Des langues et du sens à donner aux mots
« De quoi la société algérienne est-elle le nom ?» Tel est le thème présenté aux Débats d’El Watan samedi dernier.
Une thématique qui appelle à se demander comment nommer une société lorsqu’elle souffre du déni de sa culture. Lorsqu’une société nie sa richesse culturelle et linguistique, elle devient incapable de nommer les choses. C’est ainsi que le sociologue de l’université d’Oran, Rabah Sebaa, diagnostique une sorte d’amnésie collective ayant touché l’ensemble de la société algérienne du fait de ce déni qui s’apparente, dans le jargon psychanalytique, à une scotomisation. Nous nous devons, dit-il, de rétablir, comme le suggère le sage Chinois Confucius, le sens des mots. «Le moins que l’on puisse dire sur la société algérienne, c’est qu’elle ne se trouve pas dans un processus de rétablissement de ses mots, de ses paroles, de ses langues», note l’invité des Débats d’El Watan.

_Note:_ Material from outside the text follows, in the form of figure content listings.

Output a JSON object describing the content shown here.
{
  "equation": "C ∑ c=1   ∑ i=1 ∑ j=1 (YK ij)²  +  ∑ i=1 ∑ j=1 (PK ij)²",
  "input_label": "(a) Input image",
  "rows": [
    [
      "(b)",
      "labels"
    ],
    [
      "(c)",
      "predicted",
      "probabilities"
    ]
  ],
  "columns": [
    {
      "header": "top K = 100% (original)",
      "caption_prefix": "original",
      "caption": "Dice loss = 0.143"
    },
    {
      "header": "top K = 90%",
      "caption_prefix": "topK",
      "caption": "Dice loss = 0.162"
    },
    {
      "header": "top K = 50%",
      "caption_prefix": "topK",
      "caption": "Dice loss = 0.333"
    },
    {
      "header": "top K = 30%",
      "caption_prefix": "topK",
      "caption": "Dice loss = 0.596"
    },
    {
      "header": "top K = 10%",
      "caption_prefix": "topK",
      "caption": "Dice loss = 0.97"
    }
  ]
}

«Pour toute personne sensée, la société algérienne est plurilingue sauf pour les ossificateurs attitrés, dont la pensée est elle-même ossifiée et qui sont les premiers à brandir l’emblème de l’intérêt national», analyse le conférencier en expliquant que la question des langues, et plus globalement celle des cultures, a toujours été enserrée dans une sorte de gangue politico-idéologique qui se traduit par une double exiguïté se conjuguant soit au nom du particularisme soit au nom du nationalisme.
Une approche asphyxiante qui, à la longue, assèche le tissu vivant des langues et donc les condamne à mourir. Dans son exposé, Rabah Sebaa dissèque cette double exiguïté qui se nourrit elle-même d’une double volonté politique, dont la première est de nier la multilinguité et la multiculturalité de la société algérienne, et la seconde consiste en une dénégation qui entend fonder une homogénéisation culturelle ayant pour support une monolinguisation comme le pendant de la nation.